RRVM (Reconstructing Relational Virtual Machine) is a virtual machine built with a set of minor extensions to a basic tape machine's feature set. It is zero-addressed, meaning that it does not use memory addresses to access data, but instead uses a set of registers to store and manipulate data. This makes it an easy compile target. The advantage of RRVM's instruction set is that it maintains just enough context to be reconstructed into a three-address code (TAC) with single static assignment (SSA), which enables it to be optimized in the same ways that LLVM does. Both of these attributes keep RRVM as terse as possible - the codebase is small, pleasant, and hackable.
In the context of RRVM, "reconstructing" means that the stack machine reconstructs itself into a proper three-address code (TAC). The stack machine does not assign values to temporary variables. There are no assignment statements such as x = y + z. Instead, it purely relies on a stack machine with a minimal instruction set that is capable of embedding control flow constructs such as if or func or call - then turns that into a proper TAC format. Consider the following example:
func foo
push i64 7
push i64 10
add
ret
end
func bar
set ptr 4
ret
end
# main
call bar
call foo
# store the return value into tape[4] by moving tp temporarily
move 4
store
move -4
# deref -> tp = tape[tp] (should be 4)
deref
offset 0
load
print
halt
The push instruction pushes a value onto the stack, while the add instruction pops two values from the stack and pushes their sum back onto the stack. The ret instruction pops the top value from the stack and returns it as the result of the function. Then, a caller can call the function to retrieve the result. Here's the output of the program:
17
One of the weaknesses of a zero-address stack machine intermediate representation (IR) during compilation phases is that it lacks many of the chances to optimize that three-address code does. See the following article by geeksforgeeks for more information on three-address code: Three address code in compilers. RRVM addresses this by being able to reconstruct itself into a three-address code format. This means it can simultaneously serve as a convenient compile target (zero-address stack machines have an easier mental model as a compile target) and also have the potential for aggressive optimization (since three-address code is more amenable to optimization techniques).
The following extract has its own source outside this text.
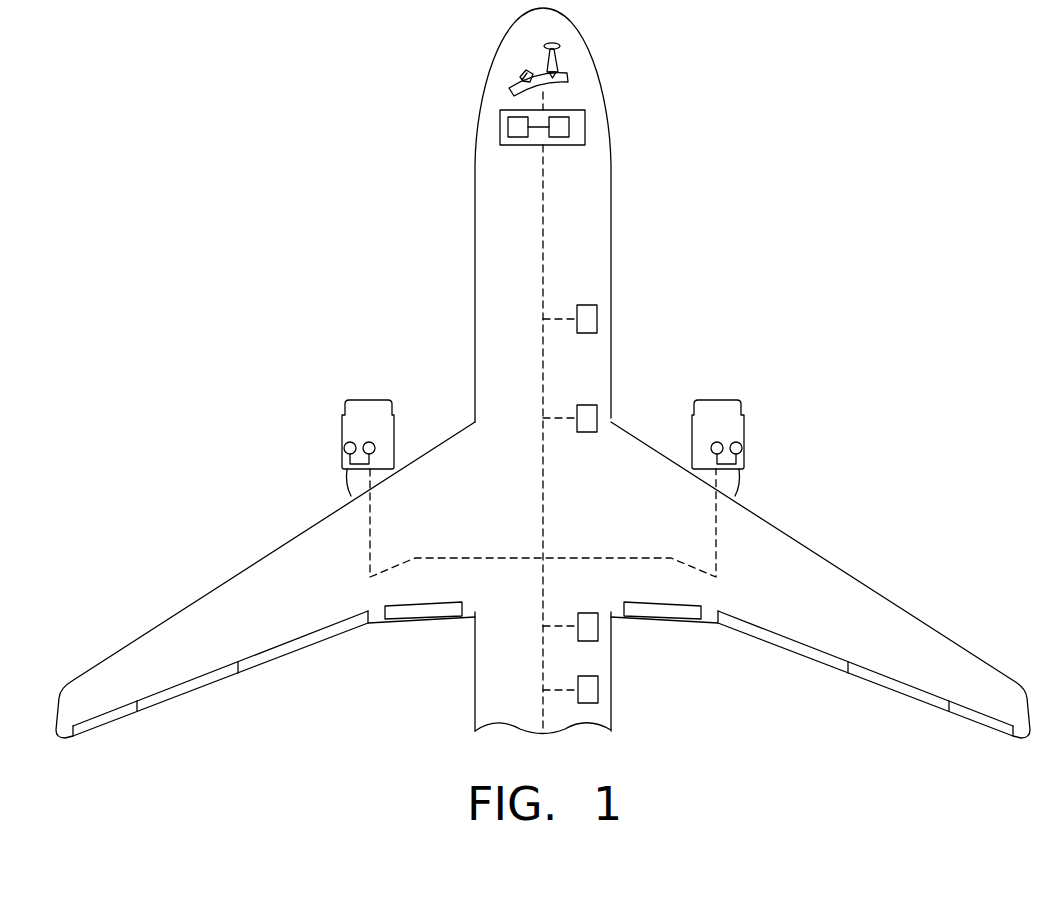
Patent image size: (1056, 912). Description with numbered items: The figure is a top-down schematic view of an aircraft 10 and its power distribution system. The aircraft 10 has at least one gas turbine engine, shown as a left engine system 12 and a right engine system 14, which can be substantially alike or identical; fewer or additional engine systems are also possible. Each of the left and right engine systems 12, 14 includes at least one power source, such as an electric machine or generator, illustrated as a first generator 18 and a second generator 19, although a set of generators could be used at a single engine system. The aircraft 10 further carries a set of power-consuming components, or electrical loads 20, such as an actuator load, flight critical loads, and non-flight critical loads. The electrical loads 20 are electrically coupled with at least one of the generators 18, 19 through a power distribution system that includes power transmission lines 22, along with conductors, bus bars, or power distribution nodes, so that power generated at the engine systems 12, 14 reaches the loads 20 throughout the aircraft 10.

For RRVM, "relational" means that the three-address code format is not expressed in traditional assignment syntax, but is actually generated as a collection of Prolog terms. This means that the three-address code is automatically interpreted in Prolog as actual code, and thus, a data structure that can be manipulated trivially. It leverages the power of Prolog's built-in relational programming capabilities to enable efficient and flexible manipulation of the code. Particularly, it leverages Definite Clause Grammars (DCGs) to do term rewriting on arbitrary three-address code. For more information on Definite Clause Grammars (DCGs), see the following article by Simply Logical: Definite Clause Grammars. For more information on metaprogramming in Prolog generally and the "code is data" paradigm, see the following article at The Power of Prolog: Prolog Macros. Here's the Prolog three-address code for the above example:
l1 :-
const(t0, i64, 7),
const(t1, i64, 10),
add(t2, i64, t0, t1),
ret.
l2 :-
const(t3, ptr, 4),
set(t2, t3),
ret.
l0 :-
call(l2, t4),
call(l1, t5),
move(4),
store(t5),
move(-4),
deref(t6, t4),
offset(t7, t6, 0),
load(t8),
print(t8).Prolog is able to reason about the relationships between terms and run optimization passes in a very succinct pipeline. For example, the first function can be optimized by the const_fold.pl module into:
l1 :-
const(t2, i64, 17), /* 10 + 7 */
ret.The advantage of using Prolog as an optimization engine is that almost all of our work is done for us by the Prolog engine itself and optimizations can be expressed purely declaratively. This keeps code size down and makes the virtual machine implementation more efficient and pluggable - removing and adding custom optimization passes is as easy as adding new rewrite rules.